I suggested to use these add-ons to others, but often people think it’s silly and say that they prefer to keep pretending they actually have the backbone to simply not procrastinate on these sites. However, in my experience – and admittedly that is silly – it doesn’t work, and enforcing hard boundaries is just easier.
Journal and plan your work
As I have written about before, I almost every day write a work journal, either as I go along or at the end of the day. Specifically, I write what I have done (practical details, chosen parameters, considerations on why I did exactly this), what results my work has led to (graphs, data files, interpretations of the results), and finally – and most importantly in this context – specific questions that need to get answered (things I don’t understand, things in my results that seem wrong, things I need to read about) as well as specific steps I will continue with the day after.
If, when I come to work in the morning, it is unclear what I need to do and investigate to continue my work, I tend to do other stuff, that is, to procrastinate. Writing a work journal with as many details and specific things to look into as possible makes getting started first thing in the morning a lot easier – and I therefore still highly recommend Ph.D. students (and other researchers) to write a work journal.
Make your own deadlines
As discussed earlier, much work in academia has fairly long deadlines, and it can thus be a good idea to impose your own deadlines. As I have written about before, one way to do this is to find relevant conferences – that always have submission deadlines – and submit contributions for these. This forces you to get some work done by a certain date and thus naturally imposes deadlines in your work.
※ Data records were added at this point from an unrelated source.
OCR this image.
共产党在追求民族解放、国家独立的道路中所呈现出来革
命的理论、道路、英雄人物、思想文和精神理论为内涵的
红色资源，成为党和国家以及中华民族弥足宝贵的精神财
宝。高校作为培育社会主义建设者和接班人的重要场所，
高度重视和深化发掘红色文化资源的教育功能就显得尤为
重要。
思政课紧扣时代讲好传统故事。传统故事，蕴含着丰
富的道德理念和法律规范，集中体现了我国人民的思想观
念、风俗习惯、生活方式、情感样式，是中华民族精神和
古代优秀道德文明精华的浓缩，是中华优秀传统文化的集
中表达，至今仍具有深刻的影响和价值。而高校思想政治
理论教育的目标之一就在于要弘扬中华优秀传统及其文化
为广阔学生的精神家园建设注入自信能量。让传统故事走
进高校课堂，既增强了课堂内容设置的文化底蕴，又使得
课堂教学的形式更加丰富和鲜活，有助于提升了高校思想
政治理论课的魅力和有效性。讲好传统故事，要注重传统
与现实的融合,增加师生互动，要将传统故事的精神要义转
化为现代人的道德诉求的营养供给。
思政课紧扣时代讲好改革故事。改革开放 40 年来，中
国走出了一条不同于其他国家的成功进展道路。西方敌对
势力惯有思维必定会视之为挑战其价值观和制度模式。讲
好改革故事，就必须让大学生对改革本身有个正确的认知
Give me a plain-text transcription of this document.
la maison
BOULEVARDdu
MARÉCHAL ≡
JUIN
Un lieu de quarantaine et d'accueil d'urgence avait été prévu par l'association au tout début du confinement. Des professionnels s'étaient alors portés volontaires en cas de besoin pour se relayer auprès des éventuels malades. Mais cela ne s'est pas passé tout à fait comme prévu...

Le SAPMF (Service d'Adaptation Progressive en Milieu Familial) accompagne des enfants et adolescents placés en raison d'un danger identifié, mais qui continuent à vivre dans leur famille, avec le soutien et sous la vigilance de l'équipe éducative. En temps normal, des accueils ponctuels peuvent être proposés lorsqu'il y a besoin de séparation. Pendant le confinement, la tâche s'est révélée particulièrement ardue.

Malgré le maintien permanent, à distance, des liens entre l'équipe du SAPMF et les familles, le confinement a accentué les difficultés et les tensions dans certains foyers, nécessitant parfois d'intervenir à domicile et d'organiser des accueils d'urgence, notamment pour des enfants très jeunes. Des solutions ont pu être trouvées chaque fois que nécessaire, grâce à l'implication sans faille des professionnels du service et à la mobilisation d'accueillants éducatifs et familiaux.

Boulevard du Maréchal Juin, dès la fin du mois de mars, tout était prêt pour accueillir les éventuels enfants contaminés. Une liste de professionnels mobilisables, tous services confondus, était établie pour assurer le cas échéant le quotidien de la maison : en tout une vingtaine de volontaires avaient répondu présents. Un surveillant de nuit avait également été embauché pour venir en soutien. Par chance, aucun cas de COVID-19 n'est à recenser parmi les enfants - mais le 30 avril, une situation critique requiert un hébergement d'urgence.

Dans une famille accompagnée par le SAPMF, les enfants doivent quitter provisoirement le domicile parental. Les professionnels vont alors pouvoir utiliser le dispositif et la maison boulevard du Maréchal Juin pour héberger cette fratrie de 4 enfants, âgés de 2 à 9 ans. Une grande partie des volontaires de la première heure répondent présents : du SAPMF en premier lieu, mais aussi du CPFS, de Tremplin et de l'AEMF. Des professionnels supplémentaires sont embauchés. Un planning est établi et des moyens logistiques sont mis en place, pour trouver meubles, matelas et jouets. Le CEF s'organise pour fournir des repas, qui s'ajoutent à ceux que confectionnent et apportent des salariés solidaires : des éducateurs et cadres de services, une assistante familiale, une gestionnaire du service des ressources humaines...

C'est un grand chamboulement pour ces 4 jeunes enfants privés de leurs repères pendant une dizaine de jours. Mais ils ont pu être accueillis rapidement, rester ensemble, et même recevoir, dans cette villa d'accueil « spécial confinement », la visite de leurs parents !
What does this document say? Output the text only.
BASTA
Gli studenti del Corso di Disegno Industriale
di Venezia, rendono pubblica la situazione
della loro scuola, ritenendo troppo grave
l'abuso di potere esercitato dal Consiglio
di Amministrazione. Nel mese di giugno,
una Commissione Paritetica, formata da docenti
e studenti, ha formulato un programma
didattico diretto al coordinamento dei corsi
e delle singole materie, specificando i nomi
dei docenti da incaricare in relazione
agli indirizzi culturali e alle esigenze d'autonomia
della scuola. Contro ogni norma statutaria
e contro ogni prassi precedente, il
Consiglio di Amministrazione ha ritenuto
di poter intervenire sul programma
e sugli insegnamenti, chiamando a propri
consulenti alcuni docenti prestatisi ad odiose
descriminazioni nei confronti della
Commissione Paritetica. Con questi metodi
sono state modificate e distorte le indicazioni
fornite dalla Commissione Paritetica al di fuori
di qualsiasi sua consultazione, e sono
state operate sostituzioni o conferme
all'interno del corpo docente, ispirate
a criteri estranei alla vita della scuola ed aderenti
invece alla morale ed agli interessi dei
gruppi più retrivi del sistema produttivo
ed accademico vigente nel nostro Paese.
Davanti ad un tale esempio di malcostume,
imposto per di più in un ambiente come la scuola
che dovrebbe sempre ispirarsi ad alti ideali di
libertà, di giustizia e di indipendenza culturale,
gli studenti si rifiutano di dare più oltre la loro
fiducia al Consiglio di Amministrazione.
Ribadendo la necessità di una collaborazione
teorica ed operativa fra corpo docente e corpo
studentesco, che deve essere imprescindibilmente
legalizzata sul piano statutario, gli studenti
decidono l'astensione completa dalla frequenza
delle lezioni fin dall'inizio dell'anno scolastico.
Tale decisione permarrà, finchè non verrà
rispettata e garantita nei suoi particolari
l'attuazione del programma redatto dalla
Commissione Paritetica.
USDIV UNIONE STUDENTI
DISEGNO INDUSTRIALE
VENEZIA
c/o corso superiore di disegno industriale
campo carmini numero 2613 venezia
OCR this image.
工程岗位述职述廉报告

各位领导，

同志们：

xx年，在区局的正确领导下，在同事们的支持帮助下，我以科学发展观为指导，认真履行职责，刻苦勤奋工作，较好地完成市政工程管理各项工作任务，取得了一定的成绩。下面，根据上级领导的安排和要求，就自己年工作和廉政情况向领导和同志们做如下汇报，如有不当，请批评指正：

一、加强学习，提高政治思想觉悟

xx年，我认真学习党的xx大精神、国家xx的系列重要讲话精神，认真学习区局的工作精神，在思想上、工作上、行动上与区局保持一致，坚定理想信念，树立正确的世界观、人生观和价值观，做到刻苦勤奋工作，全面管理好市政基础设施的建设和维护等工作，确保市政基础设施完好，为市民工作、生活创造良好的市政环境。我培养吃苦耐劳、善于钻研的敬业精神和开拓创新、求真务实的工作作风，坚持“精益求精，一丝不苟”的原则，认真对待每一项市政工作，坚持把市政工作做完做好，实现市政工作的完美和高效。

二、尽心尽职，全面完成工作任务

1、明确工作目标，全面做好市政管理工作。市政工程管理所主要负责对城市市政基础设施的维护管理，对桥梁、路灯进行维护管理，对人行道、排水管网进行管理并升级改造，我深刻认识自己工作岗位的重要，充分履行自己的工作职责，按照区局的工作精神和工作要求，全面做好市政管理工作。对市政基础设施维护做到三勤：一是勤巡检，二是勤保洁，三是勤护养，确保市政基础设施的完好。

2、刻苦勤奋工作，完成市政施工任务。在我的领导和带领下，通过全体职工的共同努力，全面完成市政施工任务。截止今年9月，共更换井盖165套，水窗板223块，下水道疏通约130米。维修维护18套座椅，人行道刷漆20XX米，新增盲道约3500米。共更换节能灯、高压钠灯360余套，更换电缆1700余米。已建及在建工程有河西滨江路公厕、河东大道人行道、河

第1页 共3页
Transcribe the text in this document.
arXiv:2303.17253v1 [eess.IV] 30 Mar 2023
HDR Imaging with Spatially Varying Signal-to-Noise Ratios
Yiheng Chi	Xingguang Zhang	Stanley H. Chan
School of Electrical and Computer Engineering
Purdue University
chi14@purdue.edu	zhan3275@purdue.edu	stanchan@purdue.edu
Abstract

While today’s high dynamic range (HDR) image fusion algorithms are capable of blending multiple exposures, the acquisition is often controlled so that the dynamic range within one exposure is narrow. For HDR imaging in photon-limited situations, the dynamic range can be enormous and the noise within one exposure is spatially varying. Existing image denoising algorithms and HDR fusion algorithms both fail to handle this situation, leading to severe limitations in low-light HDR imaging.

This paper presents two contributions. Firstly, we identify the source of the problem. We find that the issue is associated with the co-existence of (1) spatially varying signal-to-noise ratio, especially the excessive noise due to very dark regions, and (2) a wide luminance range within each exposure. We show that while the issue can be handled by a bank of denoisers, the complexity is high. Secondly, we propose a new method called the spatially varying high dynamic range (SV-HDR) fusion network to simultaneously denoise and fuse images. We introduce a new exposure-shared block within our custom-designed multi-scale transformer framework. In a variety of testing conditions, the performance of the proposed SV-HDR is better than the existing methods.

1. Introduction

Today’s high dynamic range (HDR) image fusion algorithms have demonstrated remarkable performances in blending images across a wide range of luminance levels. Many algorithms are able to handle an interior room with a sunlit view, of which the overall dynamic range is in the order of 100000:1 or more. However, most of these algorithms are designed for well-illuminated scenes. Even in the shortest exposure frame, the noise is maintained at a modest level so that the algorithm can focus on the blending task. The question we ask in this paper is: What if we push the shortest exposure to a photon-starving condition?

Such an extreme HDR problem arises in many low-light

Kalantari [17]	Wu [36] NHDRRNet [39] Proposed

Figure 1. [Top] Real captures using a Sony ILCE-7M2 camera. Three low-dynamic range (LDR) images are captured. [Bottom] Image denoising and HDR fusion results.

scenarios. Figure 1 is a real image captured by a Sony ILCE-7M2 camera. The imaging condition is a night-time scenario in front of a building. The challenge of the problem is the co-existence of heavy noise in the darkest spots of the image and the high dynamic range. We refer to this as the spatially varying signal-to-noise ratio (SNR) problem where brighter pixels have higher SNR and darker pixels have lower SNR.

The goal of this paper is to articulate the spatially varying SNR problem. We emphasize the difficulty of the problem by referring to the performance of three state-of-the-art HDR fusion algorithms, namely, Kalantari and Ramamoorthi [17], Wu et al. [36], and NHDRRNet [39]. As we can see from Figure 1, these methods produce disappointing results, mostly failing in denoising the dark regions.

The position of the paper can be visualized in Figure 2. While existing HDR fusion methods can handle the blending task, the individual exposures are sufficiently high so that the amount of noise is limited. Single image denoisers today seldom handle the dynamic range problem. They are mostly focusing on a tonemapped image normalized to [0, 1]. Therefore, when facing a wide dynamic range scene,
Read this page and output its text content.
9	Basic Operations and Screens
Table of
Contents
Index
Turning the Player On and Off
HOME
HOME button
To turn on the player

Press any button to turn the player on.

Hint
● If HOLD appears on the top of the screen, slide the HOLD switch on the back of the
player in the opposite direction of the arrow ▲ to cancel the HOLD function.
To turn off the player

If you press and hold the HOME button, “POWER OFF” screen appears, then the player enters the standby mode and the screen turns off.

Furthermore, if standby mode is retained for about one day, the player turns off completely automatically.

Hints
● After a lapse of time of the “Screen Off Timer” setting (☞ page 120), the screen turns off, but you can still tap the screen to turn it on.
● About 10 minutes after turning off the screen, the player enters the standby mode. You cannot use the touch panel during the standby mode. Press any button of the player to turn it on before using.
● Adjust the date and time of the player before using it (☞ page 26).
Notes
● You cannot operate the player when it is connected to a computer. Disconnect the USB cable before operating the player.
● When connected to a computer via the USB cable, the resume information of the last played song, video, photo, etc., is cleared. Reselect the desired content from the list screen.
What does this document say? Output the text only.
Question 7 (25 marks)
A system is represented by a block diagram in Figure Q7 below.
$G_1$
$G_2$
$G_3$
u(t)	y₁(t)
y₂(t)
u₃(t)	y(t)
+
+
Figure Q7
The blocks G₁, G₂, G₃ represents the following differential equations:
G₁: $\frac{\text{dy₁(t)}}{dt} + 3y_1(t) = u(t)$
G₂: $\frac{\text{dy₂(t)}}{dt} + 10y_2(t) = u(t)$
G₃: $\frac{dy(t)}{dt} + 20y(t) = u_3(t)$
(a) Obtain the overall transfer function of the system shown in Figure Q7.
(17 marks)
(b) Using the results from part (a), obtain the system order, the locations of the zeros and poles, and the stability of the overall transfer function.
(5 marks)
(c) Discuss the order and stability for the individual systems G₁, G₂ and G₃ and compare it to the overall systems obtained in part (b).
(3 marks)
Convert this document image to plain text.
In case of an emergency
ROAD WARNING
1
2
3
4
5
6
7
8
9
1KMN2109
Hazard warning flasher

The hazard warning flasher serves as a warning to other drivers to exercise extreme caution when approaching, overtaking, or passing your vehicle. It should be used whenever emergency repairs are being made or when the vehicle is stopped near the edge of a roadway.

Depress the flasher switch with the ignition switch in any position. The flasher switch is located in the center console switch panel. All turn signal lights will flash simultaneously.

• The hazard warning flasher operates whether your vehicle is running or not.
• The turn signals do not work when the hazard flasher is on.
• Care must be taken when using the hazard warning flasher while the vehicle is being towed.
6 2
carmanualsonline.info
However, you cannot submit work for conferences constantly, and it can therefore be an idea to introduce weekly or biweekly deadlines; what do you anticipate to be able to have done within this period? Write it down and evaluate at the end of the week(s) whether you succeeded in finishing what you wrote. Writing it down creates a bigger commitment, which may help to not procrastinate – as you will feel obliged to get the work done by your deadline!
Sometimes I write work plans as described above, but otherwise I use my biweekly supervisor meetings as deadlines – as I prefer to have some progress and new work to talk to my supervisors about. These meetings thus become my deadlines on top of occasional submission deadlines.
After work: Make plans
When I don’t have plans after work, it is not important that I leave my office by a certain time, and this sometimes – especially in the afternoon – makes me procrastinate more. Even when I don’t have plans after work, I’d like to get home and do other things than work, and procrastination in that case only gives me less time at home. On the other hand, when I need to leave by a specific time (for example, to travel somewhere), I tend to be more efficient since I like to get things done before leaving.
Ideally, then, one should leave by a specific time every day, but that wouldn’t work for me personally; I need to be able to stay until things are done and understood. I had a period where, due to a long commute, I needed to leave fairly early every day, and that was frustrating since I felt I was lacking time to properly do my work.